She screamed at me from across my own garden, “Restios are not grasses, they are their own unique family and you shouldn’t grow them like grasses either!” I felt so uncomfortable in my own skin and my own garden, I shall never, ever, forget it.
Pauline, in her time, had been well known and respected for her work with the monocotyledons of South Africa. Her knowledge, gained through hard work on the subject, remained second to none until she passed away just after Christmas last year. Through papers written in her youth and her sometimes abrasive, unswerving accuracy of instruction later in life, there are many horticulturists and botanists out there who, like me, are so much better at what we do because of her. Pauline shared her knowledge freely and only goodness would help you if you didn’t listen. That little bit of knowledge she shared that day helped me to better grow a family of plants I would otherwise have treated quite differently.

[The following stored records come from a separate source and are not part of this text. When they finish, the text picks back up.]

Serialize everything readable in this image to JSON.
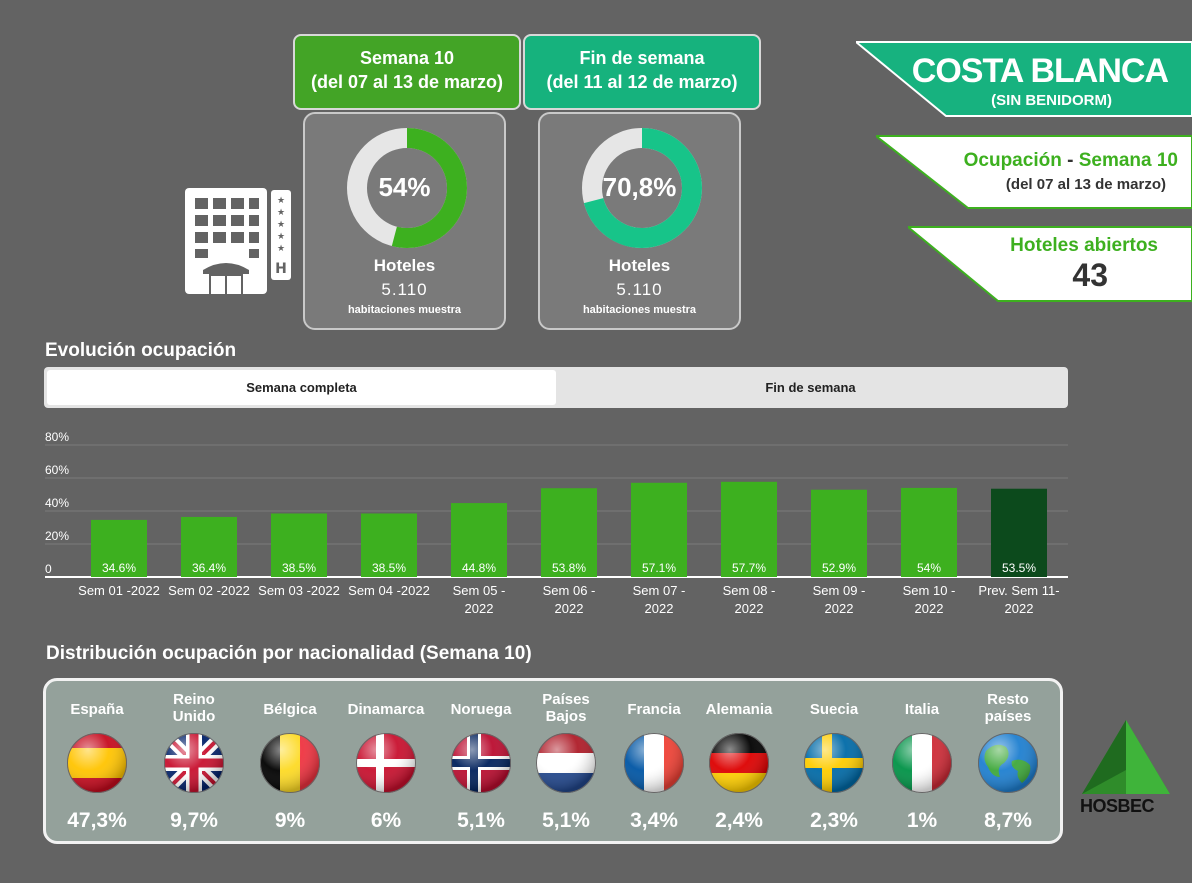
{
  "header": {
    "week": {
      "line1": "Semana 10",
      "line2": "(del 07 al 13 de marzo)"
    },
    "weekend": {
      "line1": "Fin de semana",
      "line2": "(del 11 al 12 de marzo)"
    }
  },
  "donuts": [
    {
      "pct_label": "54%",
      "value": 54,
      "color": "#3db01f",
      "label": "Hoteles",
      "num": "5.110",
      "sub": "habitaciones muestra"
    },
    {
      "pct_label": "70,8%",
      "value": 70.8,
      "color": "#17c489",
      "label": "Hoteles",
      "num": "5.110",
      "sub": "habitaciones muestra"
    }
  ],
  "region": {
    "title": "COSTA BLANCA",
    "subtitle": "(SIN BENIDORM)"
  },
  "occupancy_panel": {
    "label_a": "Ocupación",
    "dash": " - ",
    "label_b": "Semana 10",
    "dates": "(del 07 al 13 de marzo)"
  },
  "hotels_panel": {
    "label": "Hoteles abiertos",
    "value": "43"
  },
  "evolution": {
    "title": "Evolución ocupación",
    "tabs": [
      "Semana completa",
      "Fin de semana"
    ]
  },
  "chart_data": {
    "type": "bar",
    "categories": [
      [
        "Sem 01 -2022"
      ],
      [
        "Sem 02 -2022"
      ],
      [
        "Sem 03 -2022"
      ],
      [
        "Sem 04 -2022"
      ],
      [
        "Sem 05 -",
        "2022"
      ],
      [
        "Sem 06 -",
        "2022"
      ],
      [
        "Sem 07 -",
        "2022"
      ],
      [
        "Sem 08 -",
        "2022"
      ],
      [
        "Sem 09 -",
        "2022"
      ],
      [
        "Sem 10 -",
        "2022"
      ],
      [
        "Prev. Sem 11-",
        "2022"
      ]
    ],
    "values": [
      34.6,
      36.4,
      38.5,
      38.5,
      44.8,
      53.8,
      57.1,
      57.7,
      52.9,
      54,
      53.5
    ],
    "value_labels": [
      "34.6%",
      "36.4%",
      "38.5%",
      "38.5%",
      "44.8%",
      "53.8%",
      "57.1%",
      "57.7%",
      "52.9%",
      "54%",
      "53.5%"
    ],
    "colors": [
      "#3db01f",
      "#3db01f",
      "#3db01f",
      "#3db01f",
      "#3db01f",
      "#3db01f",
      "#3db01f",
      "#3db01f",
      "#3db01f",
      "#3db01f",
      "#0c4a1c"
    ],
    "yticks": [
      "0",
      "20%",
      "40%",
      "60%",
      "80%"
    ],
    "ylim": [
      0,
      80
    ],
    "grid": true
  },
  "nationality": {
    "title": "Distribución ocupación por nacionalidad (Semana 10)",
    "items": [
      {
        "name": [
          "España"
        ],
        "pct": "47,3%",
        "flag": "spain-flag-icon"
      },
      {
        "name": [
          "Reino",
          "Unido"
        ],
        "pct": "9,7%",
        "flag": "uk-flag-icon"
      },
      {
        "name": [
          "Bélgica"
        ],
        "pct": "9%",
        "flag": "belgium-flag-icon"
      },
      {
        "name": [
          "Dinamarca"
        ],
        "pct": "6%",
        "flag": "denmark-flag-icon"
      },
      {
        "name": [
          "Noruega"
        ],
        "pct": "5,1%",
        "flag": "norway-flag-icon"
      },
      {
        "name": [
          "Países",
          "Bajos"
        ],
        "pct": "5,1%",
        "flag": "netherlands-flag-icon"
      },
      {
        "name": [
          "Francia"
        ],
        "pct": "3,4%",
        "flag": "france-flag-icon"
      },
      {
        "name": [
          "Alemania"
        ],
        "pct": "2,4%",
        "flag": "germany-flag-icon"
      },
      {
        "name": [
          "Suecia"
        ],
        "pct": "2,3%",
        "flag": "sweden-flag-icon"
      },
      {
        "name": [
          "Italia"
        ],
        "pct": "1%",
        "flag": "italy-flag-icon"
      },
      {
        "name": [
          "Resto",
          "países"
        ],
        "pct": "8,7%",
        "flag": "globe-icon"
      }
    ]
  },
  "logo": {
    "text": "HOSBEC"
  },
  "colors": {
    "green": "#3db01f",
    "teal": "#17c489",
    "dark_green": "#0c4a1c",
    "background": "#636363"
  }
}
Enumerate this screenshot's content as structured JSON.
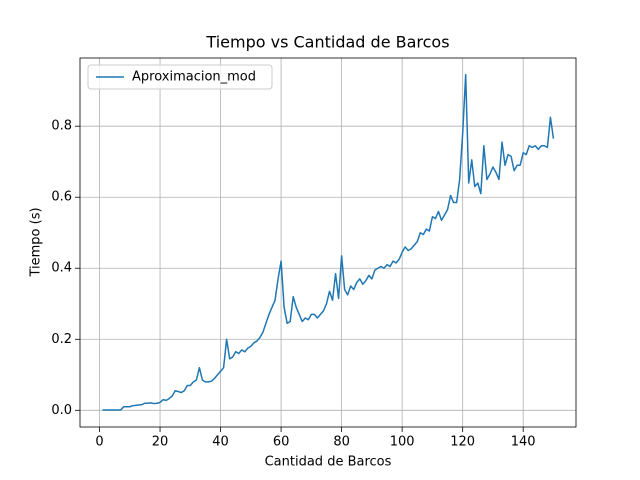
{
  "chart_data": {
    "type": "line",
    "title": "Tiempo vs Cantidad de Barcos",
    "xlabel": "Cantidad de Barcos",
    "ylabel": "Tiempo (s)",
    "x": [
      1,
      2,
      3,
      4,
      5,
      6,
      7,
      8,
      9,
      10,
      11,
      12,
      13,
      14,
      15,
      16,
      17,
      18,
      19,
      20,
      21,
      22,
      23,
      24,
      25,
      26,
      27,
      28,
      29,
      30,
      31,
      32,
      33,
      34,
      35,
      36,
      37,
      38,
      39,
      40,
      41,
      42,
      43,
      44,
      45,
      46,
      47,
      48,
      49,
      50,
      51,
      52,
      53,
      54,
      55,
      56,
      57,
      58,
      59,
      60,
      61,
      62,
      63,
      64,
      65,
      66,
      67,
      68,
      69,
      70,
      71,
      72,
      73,
      74,
      75,
      76,
      77,
      78,
      79,
      80,
      81,
      82,
      83,
      84,
      85,
      86,
      87,
      88,
      89,
      90,
      91,
      92,
      93,
      94,
      95,
      96,
      97,
      98,
      99,
      100,
      101,
      102,
      103,
      104,
      105,
      106,
      107,
      108,
      109,
      110,
      111,
      112,
      113,
      114,
      115,
      116,
      117,
      118,
      119,
      120,
      121,
      122,
      123,
      124,
      125,
      126,
      127,
      128,
      129,
      130,
      131,
      132,
      133,
      134,
      135,
      136,
      137,
      138,
      139,
      140,
      141,
      142,
      143,
      144,
      145,
      146,
      147,
      148,
      149,
      150
    ],
    "series": [
      {
        "name": "Aproximacion_mod",
        "color": "#1f77b4",
        "values": [
          0.001,
          0.001,
          0.001,
          0.001,
          0.001,
          0.001,
          0.001,
          0.01,
          0.01,
          0.01,
          0.013,
          0.014,
          0.015,
          0.016,
          0.02,
          0.02,
          0.021,
          0.019,
          0.02,
          0.022,
          0.03,
          0.028,
          0.033,
          0.04,
          0.055,
          0.053,
          0.05,
          0.055,
          0.07,
          0.07,
          0.08,
          0.085,
          0.12,
          0.085,
          0.08,
          0.08,
          0.082,
          0.09,
          0.1,
          0.11,
          0.12,
          0.2,
          0.145,
          0.15,
          0.165,
          0.16,
          0.17,
          0.165,
          0.175,
          0.18,
          0.19,
          0.195,
          0.205,
          0.22,
          0.245,
          0.27,
          0.29,
          0.31,
          0.37,
          0.42,
          0.29,
          0.245,
          0.25,
          0.32,
          0.29,
          0.27,
          0.25,
          0.26,
          0.255,
          0.27,
          0.27,
          0.26,
          0.27,
          0.28,
          0.3,
          0.335,
          0.31,
          0.385,
          0.315,
          0.435,
          0.34,
          0.325,
          0.35,
          0.34,
          0.36,
          0.37,
          0.355,
          0.365,
          0.38,
          0.37,
          0.395,
          0.4,
          0.405,
          0.4,
          0.41,
          0.405,
          0.42,
          0.415,
          0.425,
          0.445,
          0.46,
          0.45,
          0.455,
          0.465,
          0.475,
          0.5,
          0.495,
          0.51,
          0.505,
          0.545,
          0.54,
          0.56,
          0.535,
          0.55,
          0.565,
          0.605,
          0.585,
          0.585,
          0.65,
          0.78,
          0.945,
          0.64,
          0.705,
          0.63,
          0.64,
          0.61,
          0.745,
          0.65,
          0.665,
          0.685,
          0.67,
          0.65,
          0.755,
          0.69,
          0.72,
          0.715,
          0.675,
          0.69,
          0.69,
          0.725,
          0.72,
          0.745,
          0.74,
          0.745,
          0.735,
          0.745,
          0.745,
          0.74,
          0.825,
          0.765
        ]
      }
    ],
    "xlim": [
      -6.45,
      157.45
    ],
    "ylim": [
      -0.047,
      0.992
    ],
    "xticks": [
      0,
      20,
      40,
      60,
      80,
      100,
      120,
      140
    ],
    "yticks": [
      {
        "value": 0,
        "label": "0.0"
      },
      0.2,
      0.4,
      0.6,
      0.8
    ],
    "grid": true,
    "legend": "upper-left"
  }
}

In my own day-to-day work, I suffer from a loss of that specific kind of knowledge. I spend a lot of time trawling through ancient back issues of Curtis’s Botanical Magazine and scientific papers, looking for the answers to questions that I cannot answer otherwise. For some of the species of plants I grow, I really wish I had someone who I could phone to ask my burning questions. Some of the plants I grow have never been grown in cultivation before, but more often I find that they were cultivated successfully here in the UK at some point in the past. A gardener sometime, somewhere knew just what made them tick; they had that little snippet of information that made the difference between success and failure.
It’s not even always the rare species that I struggle with, either. In the 1800s the southern heaths were all the rage: one species, Epacris impressa, had more than 200 known cultivars. Nowadays there is only one species of Epacris in general cultivation here in the UK; they are considered tricky, tender and difficult to germinate. A plant once so common and easily cultivated has fallen out of favour and the knowledge of how to grow it is lost in the mists of time. What was it that changed? Had it been so common that the information on how to grow it was not deemed significant and so wasn’t passed on? I grow E. impressa, and through trial, error and searching, I am re-learning the skills needed for to make it grow.

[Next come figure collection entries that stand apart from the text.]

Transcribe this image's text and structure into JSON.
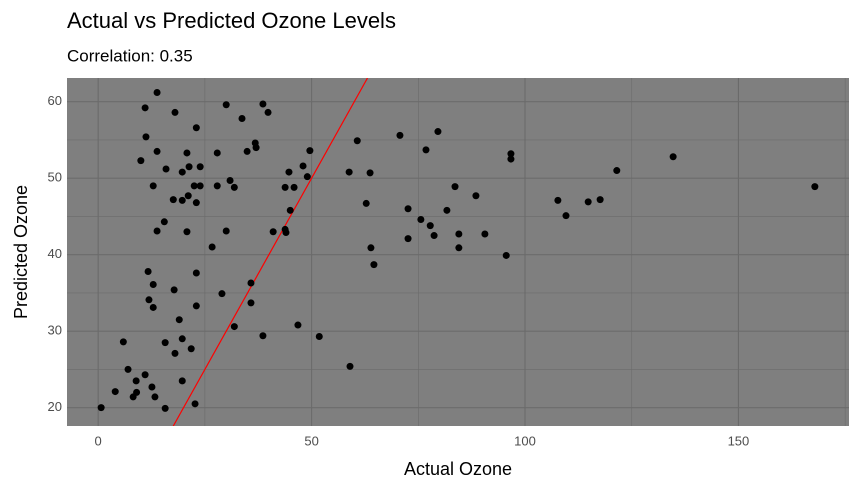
{
  "chart_data": {
    "type": "scatter",
    "title": "Actual vs Predicted Ozone Levels",
    "subtitle": "Correlation: 0.35",
    "x_label": "Actual Ozone",
    "y_label": "Predicted Ozone",
    "xlim": [
      -7.3,
      175.9
    ],
    "ylim": [
      17.6,
      63.1
    ],
    "xticks": [
      0,
      50,
      100,
      150
    ],
    "yticks": [
      20,
      30,
      40,
      50,
      60
    ],
    "x_minor_grid": [
      25,
      75,
      125,
      175
    ],
    "y_minor_grid": [
      25,
      35,
      45,
      55
    ],
    "grid": true,
    "panel_color": "#7f7f7f",
    "grid_color": "#6b6b6b",
    "color": "#000000",
    "identity_line": true,
    "identity_line_color": "#ff0000",
    "x": [
      0.7,
      4,
      5.9,
      7,
      8.2,
      8.9,
      9,
      10,
      11,
      11,
      11.2,
      11.7,
      11.9,
      12.6,
      12.9,
      12.9,
      12.9,
      13.3,
      13.8,
      13.8,
      13.8,
      15.5,
      15.7,
      15.7,
      15.9,
      17.6,
      18,
      17.8,
      18,
      19,
      19.7,
      19.7,
      19.7,
      19.7,
      20.8,
      20.8,
      21.1,
      21.3,
      21.8,
      22.5,
      23,
      23,
      23,
      23,
      22.7,
      23.9,
      23.9,
      26.7,
      27.9,
      27.9,
      29,
      30,
      30,
      30.9,
      31.9,
      31.9,
      33.7,
      34.9,
      35.8,
      35.8,
      36.8,
      37,
      38.6,
      38.6,
      39.8,
      41,
      43.8,
      44,
      43.8,
      44.7,
      45,
      45.9,
      46.8,
      48,
      49,
      49.6,
      51.8,
      58.8,
      59,
      60.7,
      62.8,
      63.7,
      63.9,
      64.6,
      70.7,
      72.6,
      72.6,
      75.6,
      76.8,
      77.8,
      78.7,
      79.6,
      81.7,
      83.6,
      84.5,
      84.5,
      88.5,
      90.6,
      95.6,
      96.7,
      96.7,
      107.7,
      109.6,
      114.8,
      117.6,
      121.5,
      134.7,
      167.9
    ],
    "values": [
      20,
      22.1,
      28.6,
      25,
      21.4,
      23.5,
      22,
      52.3,
      24.3,
      59.2,
      55.4,
      37.8,
      34.1,
      22.7,
      49,
      36.1,
      33.1,
      21.4,
      61.2,
      53.5,
      43.1,
      44.3,
      28.5,
      19.9,
      51.2,
      47.2,
      58.6,
      35.4,
      27.1,
      31.5,
      23.5,
      29,
      47.1,
      50.8,
      53.3,
      43,
      47.7,
      51.5,
      27.7,
      49,
      56.6,
      46.8,
      37.6,
      33.3,
      20.5,
      51.5,
      49,
      41,
      49,
      53.3,
      34.9,
      59.6,
      43.1,
      49.7,
      48.8,
      30.6,
      57.8,
      53.5,
      36.3,
      33.7,
      54.6,
      54,
      59.7,
      29.4,
      58.6,
      43,
      43.3,
      42.9,
      48.8,
      50.8,
      45.8,
      48.8,
      30.8,
      51.6,
      50.2,
      53.6,
      29.3,
      50.8,
      25.4,
      54.9,
      46.7,
      50.7,
      40.9,
      38.7,
      55.6,
      46,
      42.1,
      44.6,
      53.7,
      43.8,
      42.5,
      56.1,
      45.8,
      48.9,
      42.7,
      40.9,
      47.7,
      42.7,
      39.9,
      53.2,
      52.5,
      47.1,
      45.1,
      46.9,
      47.2,
      51,
      52.8,
      48.9
    ]
  }
}
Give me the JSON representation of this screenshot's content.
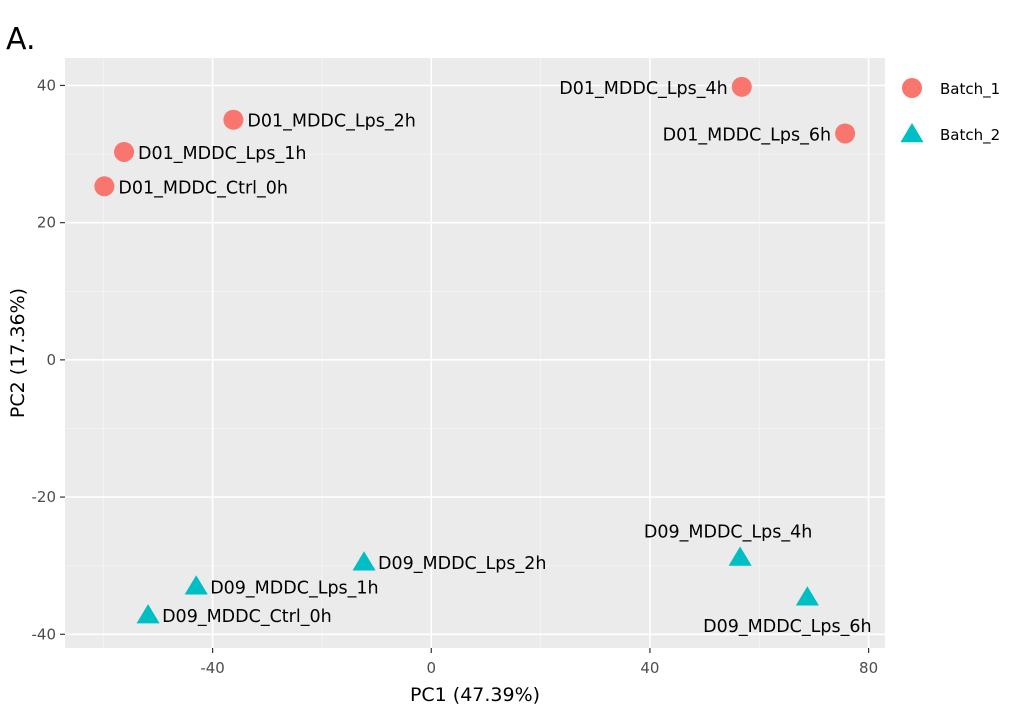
{
  "panel_label": "A.",
  "chart_data": {
    "type": "scatter",
    "xlabel": "PC1 (47.39%)",
    "ylabel": "PC2 (17.36%)",
    "xlim": [
      -67,
      83
    ],
    "ylim": [
      -42,
      44
    ],
    "x_ticks": [
      -40,
      0,
      40,
      80
    ],
    "y_ticks": [
      40,
      20,
      0,
      -20,
      -40
    ],
    "x_tick_labels": [
      "-40",
      "0",
      "40",
      "80"
    ],
    "y_tick_labels": [
      "40",
      "20",
      "0",
      "-20",
      "-40"
    ],
    "grid": true,
    "legend_position": "right",
    "series": [
      {
        "name": "Batch_1",
        "color": "#F8766D",
        "marker": "circle",
        "points": [
          {
            "x": -59.8,
            "y": 25.3,
            "label": "D01_MDDC_Ctrl_0h",
            "label_side": "right"
          },
          {
            "x": -56.2,
            "y": 30.3,
            "label": "D01_MDDC_Lps_1h",
            "label_side": "right"
          },
          {
            "x": -36.2,
            "y": 35.0,
            "label": "D01_MDDC_Lps_2h",
            "label_side": "right"
          },
          {
            "x": 56.8,
            "y": 39.8,
            "label": "D01_MDDC_Lps_4h",
            "label_side": "left"
          },
          {
            "x": 75.7,
            "y": 33.0,
            "label": "D01_MDDC_Lps_6h",
            "label_side": "left"
          }
        ]
      },
      {
        "name": "Batch_2",
        "color": "#00BFC4",
        "marker": "triangle",
        "points": [
          {
            "x": -51.8,
            "y": -37.2,
            "label": "D09_MDDC_Ctrl_0h",
            "label_side": "right"
          },
          {
            "x": -43.0,
            "y": -33.0,
            "label": "D09_MDDC_Lps_1h",
            "label_side": "right"
          },
          {
            "x": -12.3,
            "y": -29.5,
            "label": "D09_MDDC_Lps_2h",
            "label_side": "right"
          },
          {
            "x": 56.5,
            "y": -28.8,
            "label": "D09_MDDC_Lps_4h",
            "label_side": "above"
          },
          {
            "x": 68.8,
            "y": -34.6,
            "label": "D09_MDDC_Lps_6h",
            "label_side": "below"
          }
        ]
      }
    ]
  }
}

In a world of paywalls and intellectual rights, accessing the more technical information can be expensive or impossible. Finding just a little hint that leads you on the right track can be difficult, and often a reference book, good article or an expert to speak to can be invaluable. When a search on the internet is the first thing we all do to find information, making real contact with other gardeners through horticultural societies, forums or social media can be far more instructive.
So I implore you as gardeners to share what you know - spread it around. Make the knowledge, be it about common bedding or the rarest of the rare, readily available to the world. Write it down somewhere and don’t ever let it be lost. It may be the little nugget of information that someone sometime in the future needs to change the world.
I miss you Pauline. I didn’t know you very well, but I miss you and the knowledge that left when you did.